Dabei gilt es, Deutschland – aber auch die EU – als Investitionsstandort im Einklang mit den Nachhaltigkeitszielen zu stärken und die Wettbewerbsfähigkeit von Industrie und Mittelstand zu erhalten. Auch vor dem Hintergrund der demografischen Entwicklung ist es wichtig, dass sich Deutschland als attraktiver Standort für Kapital und Fachkräfte international behauptet.

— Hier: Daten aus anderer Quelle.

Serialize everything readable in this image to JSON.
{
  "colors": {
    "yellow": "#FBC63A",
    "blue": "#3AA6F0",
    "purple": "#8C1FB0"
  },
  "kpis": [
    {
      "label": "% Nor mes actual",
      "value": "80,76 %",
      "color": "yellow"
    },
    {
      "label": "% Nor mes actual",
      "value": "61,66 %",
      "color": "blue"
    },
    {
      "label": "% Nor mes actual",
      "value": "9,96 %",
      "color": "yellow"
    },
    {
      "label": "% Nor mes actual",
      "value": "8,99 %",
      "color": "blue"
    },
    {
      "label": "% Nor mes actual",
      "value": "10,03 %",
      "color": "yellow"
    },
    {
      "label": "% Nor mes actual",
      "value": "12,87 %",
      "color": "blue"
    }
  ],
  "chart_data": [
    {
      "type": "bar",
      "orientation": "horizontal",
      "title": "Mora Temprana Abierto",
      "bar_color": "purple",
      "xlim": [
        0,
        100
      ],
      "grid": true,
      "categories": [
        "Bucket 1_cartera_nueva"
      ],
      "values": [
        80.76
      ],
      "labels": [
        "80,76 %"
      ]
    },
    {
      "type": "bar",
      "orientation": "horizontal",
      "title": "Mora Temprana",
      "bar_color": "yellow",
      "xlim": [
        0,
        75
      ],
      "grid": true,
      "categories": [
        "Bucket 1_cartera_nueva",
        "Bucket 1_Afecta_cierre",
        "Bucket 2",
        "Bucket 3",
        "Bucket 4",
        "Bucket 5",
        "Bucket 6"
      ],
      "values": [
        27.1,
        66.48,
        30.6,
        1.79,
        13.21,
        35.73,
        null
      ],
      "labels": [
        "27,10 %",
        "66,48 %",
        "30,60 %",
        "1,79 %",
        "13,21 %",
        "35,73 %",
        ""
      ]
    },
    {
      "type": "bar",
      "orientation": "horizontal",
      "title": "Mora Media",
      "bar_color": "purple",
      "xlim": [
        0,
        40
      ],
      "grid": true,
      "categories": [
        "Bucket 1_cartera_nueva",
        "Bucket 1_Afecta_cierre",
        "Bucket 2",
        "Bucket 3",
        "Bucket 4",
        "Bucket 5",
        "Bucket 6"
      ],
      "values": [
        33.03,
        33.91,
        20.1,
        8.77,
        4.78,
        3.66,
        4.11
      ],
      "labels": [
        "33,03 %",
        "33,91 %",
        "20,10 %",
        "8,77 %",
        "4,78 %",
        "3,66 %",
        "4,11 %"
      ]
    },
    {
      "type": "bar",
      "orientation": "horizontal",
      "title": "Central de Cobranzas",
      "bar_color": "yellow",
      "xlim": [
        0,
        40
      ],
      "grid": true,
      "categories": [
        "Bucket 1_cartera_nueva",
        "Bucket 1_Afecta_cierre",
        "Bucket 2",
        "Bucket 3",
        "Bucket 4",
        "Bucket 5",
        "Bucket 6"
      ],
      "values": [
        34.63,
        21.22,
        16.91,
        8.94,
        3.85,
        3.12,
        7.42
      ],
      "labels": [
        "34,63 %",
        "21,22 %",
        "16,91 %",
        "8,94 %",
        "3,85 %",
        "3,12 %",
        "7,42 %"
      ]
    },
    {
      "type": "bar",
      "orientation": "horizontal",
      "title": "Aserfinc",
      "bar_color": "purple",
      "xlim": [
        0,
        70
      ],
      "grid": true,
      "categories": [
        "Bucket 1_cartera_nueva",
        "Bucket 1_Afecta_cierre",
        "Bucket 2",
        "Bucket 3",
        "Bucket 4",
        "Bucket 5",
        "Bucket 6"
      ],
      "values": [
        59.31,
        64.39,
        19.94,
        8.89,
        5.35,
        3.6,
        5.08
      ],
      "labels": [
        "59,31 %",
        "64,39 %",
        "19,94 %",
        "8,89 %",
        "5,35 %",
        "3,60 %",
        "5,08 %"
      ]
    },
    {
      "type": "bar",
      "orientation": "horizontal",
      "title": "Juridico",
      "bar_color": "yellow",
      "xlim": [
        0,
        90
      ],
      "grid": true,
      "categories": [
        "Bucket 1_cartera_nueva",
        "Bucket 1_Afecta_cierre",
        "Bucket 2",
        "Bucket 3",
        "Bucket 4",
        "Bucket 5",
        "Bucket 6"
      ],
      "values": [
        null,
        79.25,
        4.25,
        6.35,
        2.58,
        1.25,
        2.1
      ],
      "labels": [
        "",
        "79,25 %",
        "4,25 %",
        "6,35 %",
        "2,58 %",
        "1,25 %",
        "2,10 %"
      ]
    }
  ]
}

Antwort der Bundesregierung auf die Große Anfrage der Fraktion der CDU/CSU
Weiter unten in der Stellungnahme verspricht die Bundesregierung, diesen "angebotsorientierten" Ansatz in Form einer "neue[n] Investitionsprämie für Zwecke der Transformation und Modernisierung der Wirtschaft" zu realisieren. Mutmaßlich schlägt Berlin damit dieselbe Richtung ein wie Washington mit dem berüchtigten und offensichtlich effektiven inflation reduction act.
Gleichzeitig bietet jener Ansatz der Regierung die Chance, auch dort – und dann eben scheinbar notgedrungen – die grüne Transformation zu vollziehen, wo sie unter anderen Umständen mutmaßlich nicht oder erst spät in Angriff genommen worden wäre.
Damit rückt eine Frage ins Zentrum, die Telepolis zuletzt am Beispiel des "Kriegswirtschaft"-Diskurses besprochen hat und der aktuell innerhalb eines Projekts am Forschungszentrum Jülich nachgegangen wird:
Erhöhen Extremereignisse wie der Krieg in der Ukraine die Bereitschaft, die Energiewende dauerhaft aktiv mitzugestalten?
Oder mit anderen Worten: Wie eignen sich Ausnahmezustände, um gesellschaftliche Umbrüche herbeizuführen?
Ein Vortrag, an dem Vertreter sowohl der OECD, der Energiewirtschaftsverbände BDEW und BEE sowie des Bundeswirtschaftsministeriums (Christian Maaß) im Juni vergangenen Jahres in Berlin unter dem Titel "Der Ukraine-Krieg als Ausgangspunkt für eine beschleunigte Wärmewende?" teilgenommen haben, scheint bereits im Titel eine Antwort gegeben zu haben.